What illness does the Dauphin have in Marie Antoinette?

Louis is worried about the health of his eldest son in Marie Antoinette season 2 episode 3. What illness does the boy have?
Louis Cunningham (Louis XVI)
Louis Cunningham (Louis XVI)

During Marie Antoinette season 2, episode 3, Louis is fearful that his son has developed a genetic condition. What is this condition, and did this happen in real life?

Caution: This post contains SPOILERS for Marie Antoinette season 2, episode 3.

There are many reasons Louis should be fearful that his reign will end with issues. The one that he thinks about the most is that his son will no inherit the throne. What happens to his lineage then?

The episode starts with the Dauphin having his height measured, and the doctor confirms that the boy’s illness has progressed. He has lost more height, and the doctor believes that the boy has the same illness that affected Louis’s brother.
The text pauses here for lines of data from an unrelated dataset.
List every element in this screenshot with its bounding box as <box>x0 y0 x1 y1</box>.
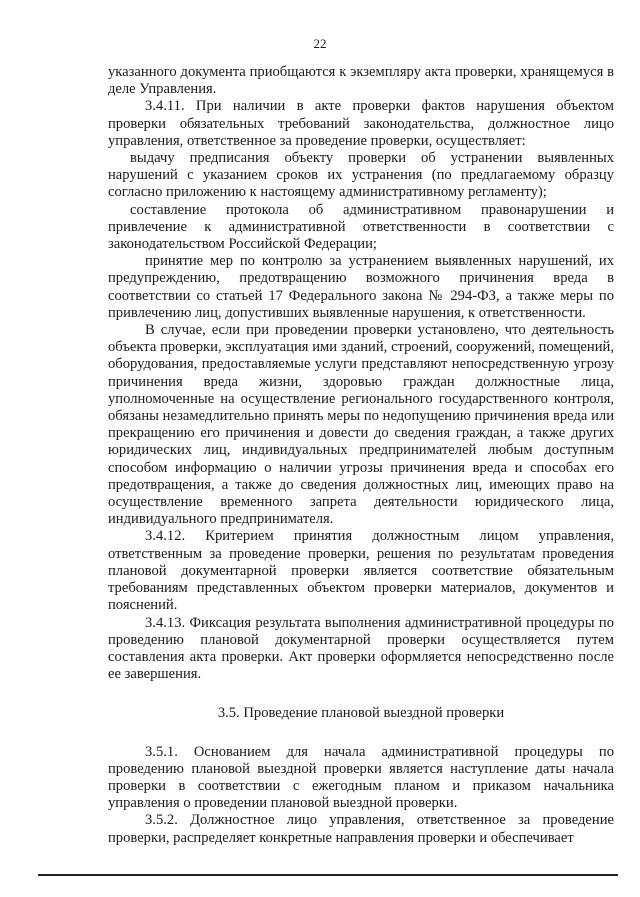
paragraph: 3.5.2. Должностное лицо управления, ответственное за проведение проверки, распределяет конкретные направления проверки и обеспечивает <box>108 812 614 846</box>
paragraph: указанного документа приобщаются к экземпляру акта проверки, хранящемуся в деле Управления. <box>108 64 614 98</box>
paragraph: составление протокола об административном правонарушении и привлечение к административной ответственности в соответствии с законодательством Российской Федерации; <box>108 201 614 253</box>
paragraph: выдачу предписания объекту проверки об устранении выявленных нарушений с указанием сроков их устранения (по предлагаемому образцу согласно приложению к настоящему административному регламенту); <box>108 150 614 201</box>
paragraph: В случае, если при проведении проверки установлено, что деятельность объекта проверки, эксплуатация ими зданий, строений, сооружений, помещений, оборудования, предоставляемые услуги представляют непосредственную угрозу причинения вреда жизни, здоровью граждан должностные лица, уполномоченные на осуществление регионального государственного контроля, обязаны незамедлительно принять меры по недопущению причинения вреда или прекращению его причинения и довести до сведения граждан, а также других юридических лиц, индивидуальных предпринимателей любым доступным способом информацию о наличии угрозы причинения вреда и способах его предотвращения, а также до сведения должностных лиц, имеющих право на осуществление временного запрета деятельности юридического лица, индивидуального предпринимателя. <box>108 322 614 528</box>
section-heading: 3.5. Проведение плановой выездной проверки <box>217 705 505 722</box>
paragraph: 3.4.13. Фиксация результата выполнения административной процедуры по проведению плановой документарной проверки осуществляется путем составления акта проверки. Акт проверки оформляется непосредственно после ее завершения. <box>108 614 614 683</box>
paragraph: принятие мер по контролю за устранением выявленных нарушений, их предупреждению, предотвращению возможного причинения вреда в соответствии со статьей 17 Федерального закона № 294-ФЗ, а также меры по привлечению лиц, допустивших выявленные нарушения, к ответственности. <box>108 253 614 321</box>
paragraph: 3.4.12. Критерием принятия должностным лицом управления, ответственным за проведение проверки, решения по результатам проведения плановой документарной проверки является соответствие обязательным требованиям представленных объектом проверки материалов, документов и пояснений. <box>108 528 614 614</box>
document-body <box>108 64 614 847</box>
footer-rule <box>38 874 618 876</box>
paragraph: 3.5.1. Основанием для начала административной процедуры по проведению плановой выездной проверки является наступление даты начала проверки в соответствии с ежегодным планом и приказом начальника управления о проведении плановой выездной проверки. <box>108 743 614 812</box>
page-number: 22 <box>313 36 327 51</box>
paragraph: 3.4.11. При наличии в акте проверки фактов нарушения объектом проверки обязательных требований законодательства, должностное лицо управления, ответственное за проведение проверки, осуществляет: <box>108 98 614 149</box>
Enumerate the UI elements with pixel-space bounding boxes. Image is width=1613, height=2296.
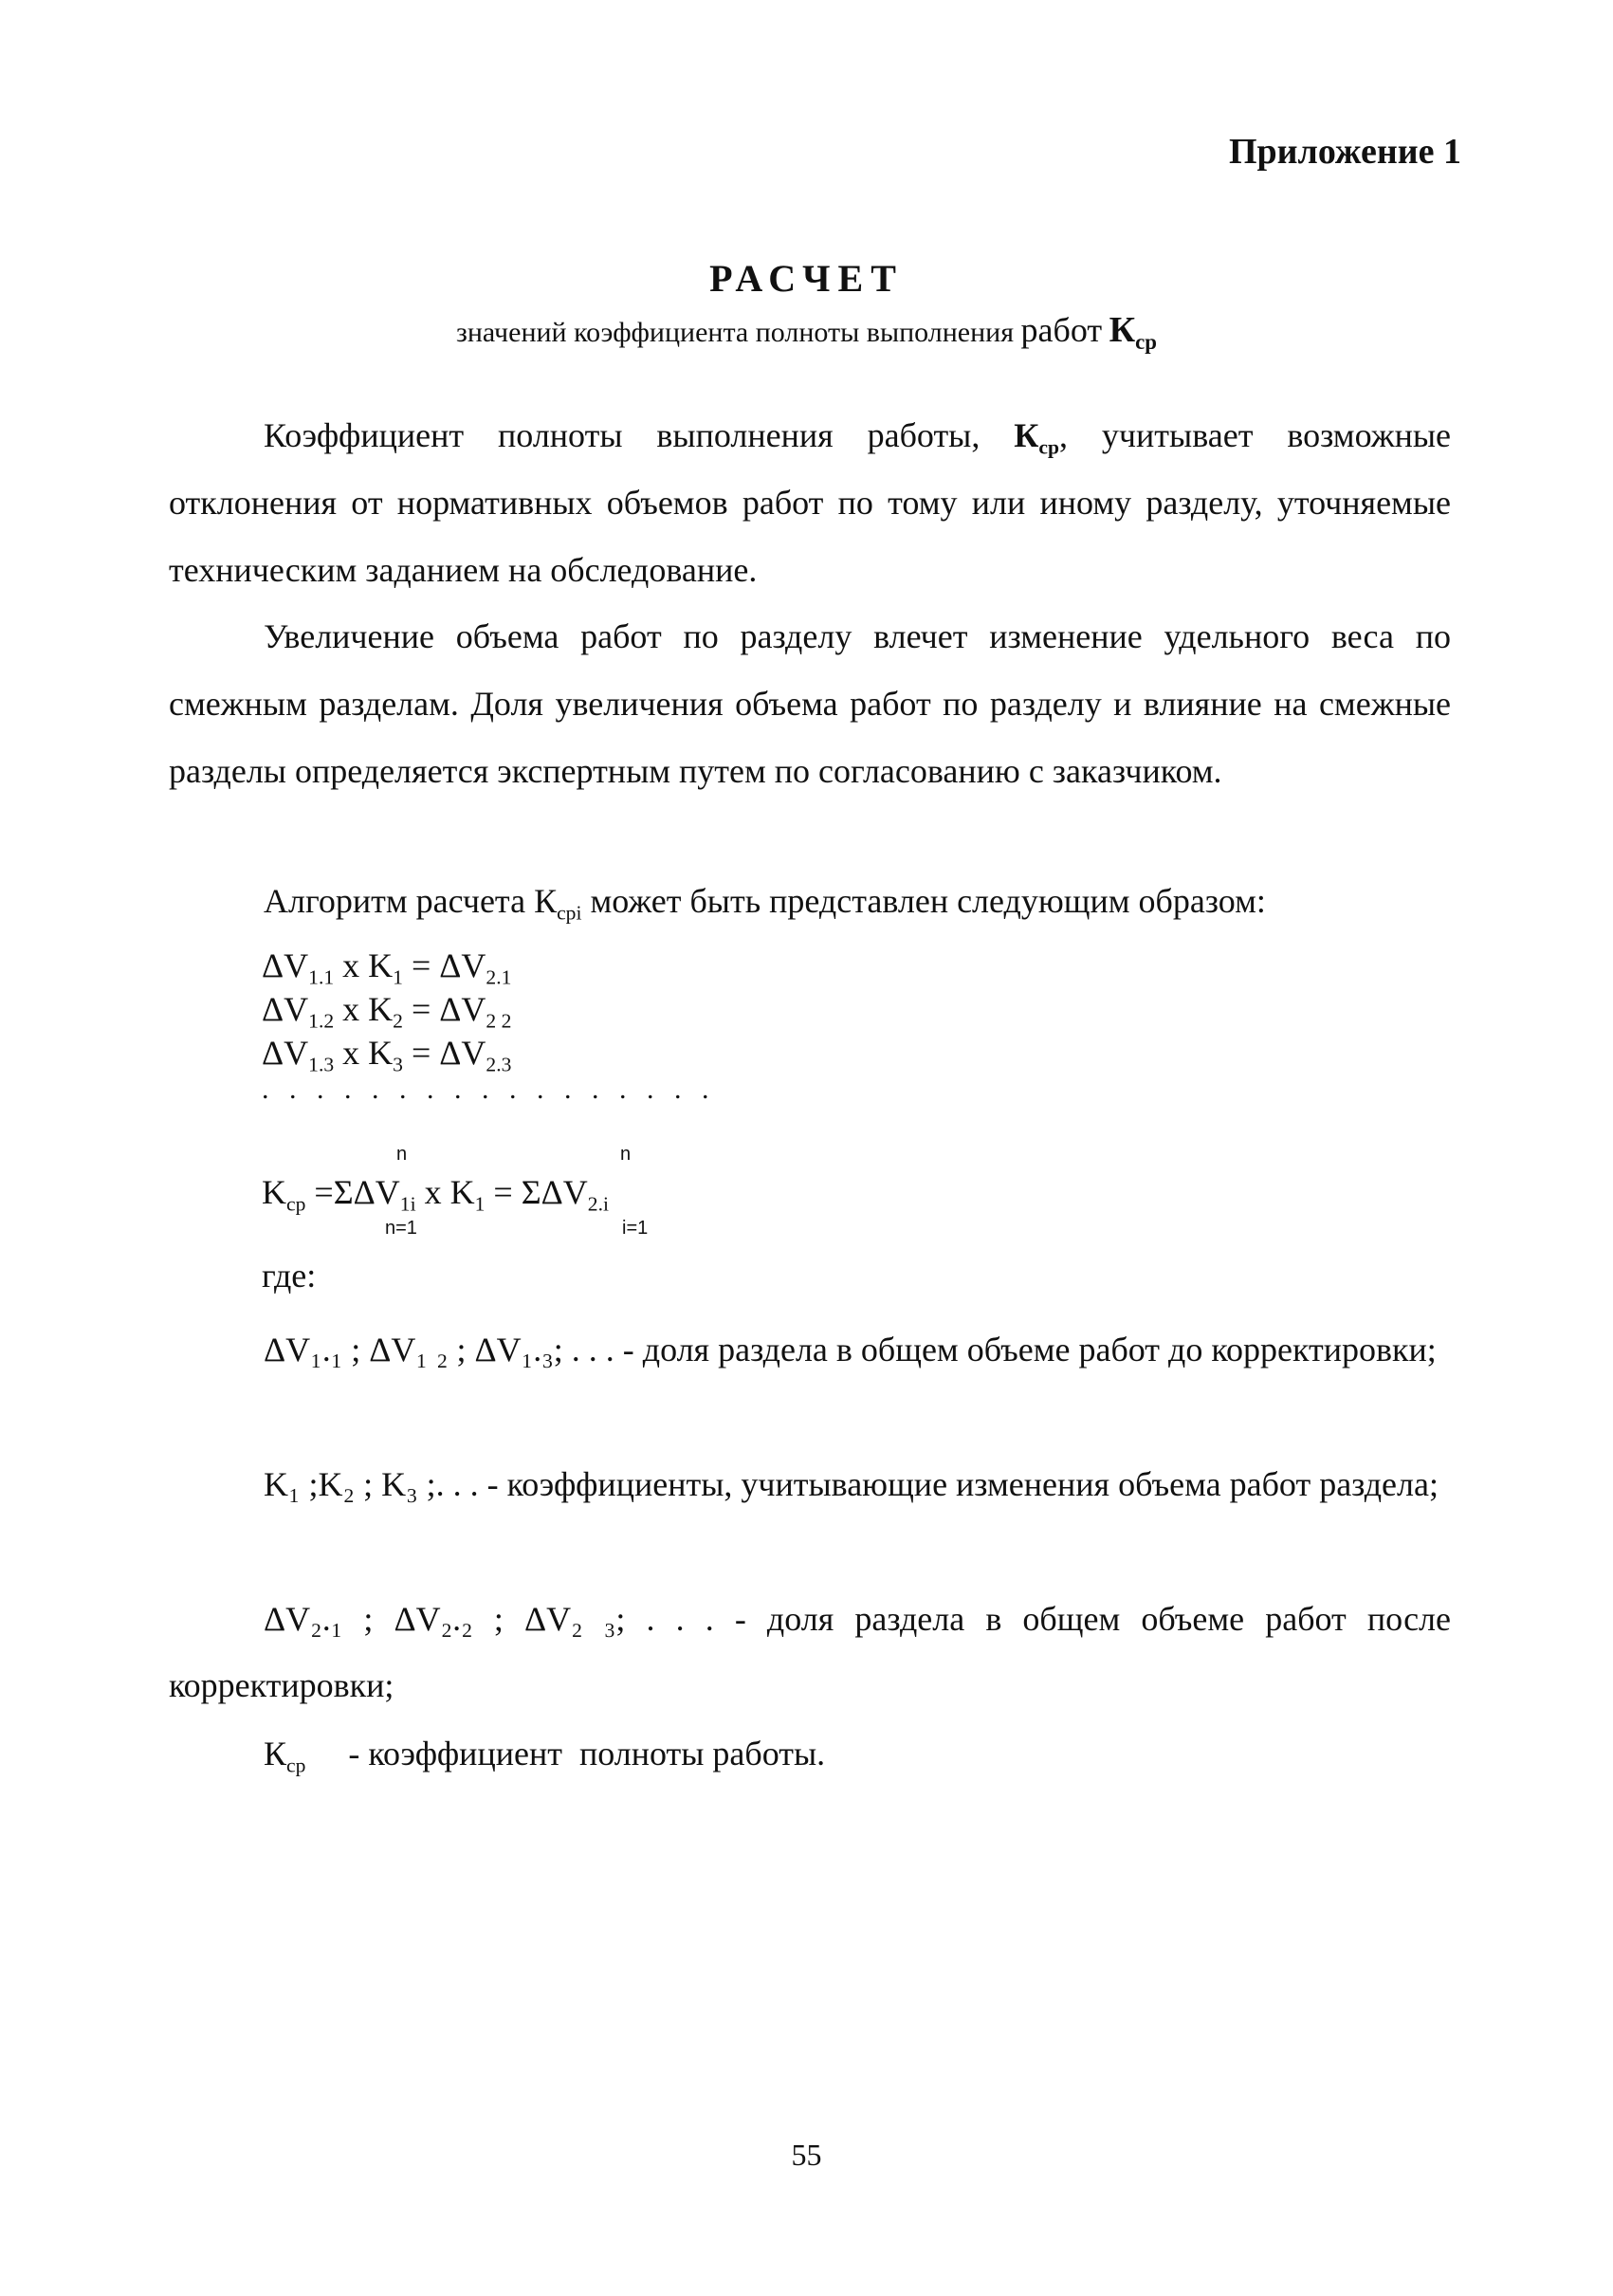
formula-line-2: $\Delta V_{1.2}$ x $K_2 = \Delta V_{2 2}$ [262,990,512,1033]
page-number: 55 [791,2138,822,2172]
sum-upper-limit-2: n [620,1144,632,1165]
paragraph-1: Коэффициент полноты выполнения работы, $К_{ср}$, учитывает возможные отклонения от нормативных объемов работ по тому или иному разделу, уточняемые техническим заданием на обследование. [169,416,1451,589]
summation-formula: $K_{ср} =\Sigma\Delta V_{1i}$ x $K_1 = \Sigma\Delta V_{2.i}$ [262,1173,609,1216]
sum-lower-limit-1: n=1 [385,1218,417,1239]
definition-3: ΔV₂.₁ ; ΔV₂.₂ ; ΔV₂ ₃; . . . - доля раздела в общем объеме работ после корректировки; [169,1600,1451,1704]
subtitle-symbol: $К_{ср}$ [1109,310,1157,354]
paragraph-1-symbol: $К_{ср}$ [1014,416,1059,459]
page-title: РАСЧЕТ [709,257,904,300]
paragraph-2: Увеличение объема работ по разделу влечет изменение удельного веса по смежным разделам. Доля увеличения объема работ по разделу и влияние на смежные разделы определяется экспертным путем по согласованию с заказчиком. [169,617,1451,790]
appendix-label: Приложение 1 [1228,132,1461,172]
subtitle-tail: работ [1020,311,1103,349]
formula-ellipsis: . . . . . . . . . . . . . . . . . [262,1074,716,1105]
where-label: где: [262,1257,317,1295]
definition-4: $К_{ср}$ - коэффициент полноты работы. [264,1735,826,1777]
definition-1: ΔV₁.₁ ; ΔV₁ ₂ ; ΔV₁.₃; . . . - доля раздела в общем объеме работ до корректировки; [264,1331,1437,1368]
sum-upper-limit-1: n [396,1144,408,1165]
definition-2: K₁ ;K₂ ; K₃ ;. . . - коэффициенты, учитывающие изменения объема работ раздела; [264,1465,1439,1503]
paragraph-3: Алгоритм расчета $К_{срi}$ может быть представлен следующим образом: [264,882,1266,925]
formula-line-1: $\Delta V_{1.1}$ x $K_1 = \Delta V_{2.1}$ [262,946,512,989]
formula-line-3: $\Delta V_{1.3}$ x $K_3 = \Delta V_{2.3}$ [262,1034,512,1076]
subtitle-text: значений коэффициента полноты выполнения [456,317,1015,348]
page-subtitle [0,309,1613,354]
sum-lower-limit-2: i=1 [622,1218,649,1239]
Louis shares that he remembers how his brother died in pain, with his spine constantly cracking has it failed to hold the weight of his head. So, what condition does the boy have, and does this have any basis in real life?

Louis-Joseph was a sickly child in real life

The Dauphin was a sickly child, but he was also bright. Records show that he had a curved spine, and he also suffered from regular bouts of illness and fevers. It was a concern for the people of the time, but this isn’t necessarily what killed him.

Louis-Joseph died at the age of seven from what seems to have been smallpox, which he battled on five years! It was before the executions of Marie Antoinette and Louis, but they were not allowed to see their son in his final days or go to his funeral due to royal protocol. Just 40 days later, the Bastille was stormed, and while he was buried there, his tomb was desecrated in the attack.

Is Louis’s brother’s story made up in Marie Antoinette

There is no evidence that I can find of a brother dying of some sort of genetic illness involving the spine. Louis did have an older brother who died young, but it was due to an abscess that formed after he developed a limp. He would later share that a friend pushed him over, and he didn’t say anything in fear of the friend being punished for hurting him.

He did end up being confined to his bed and was diagnosed with extra pulmonary tuberculosis of the bone. Louis did serve as his brother’s companion until his brother’s death  in 1761 when he was just nine years old.

It’s easy to see how this could have been written into a story that affects Louis now. He could see his son’s illness as something similar to the illness that took his brother’s life. After all, he was the younger brother at the time, and may not have taken everything in fully, including the fall that started it all.

Marie Antoinette airs on Sundays at 10/9c on PBS.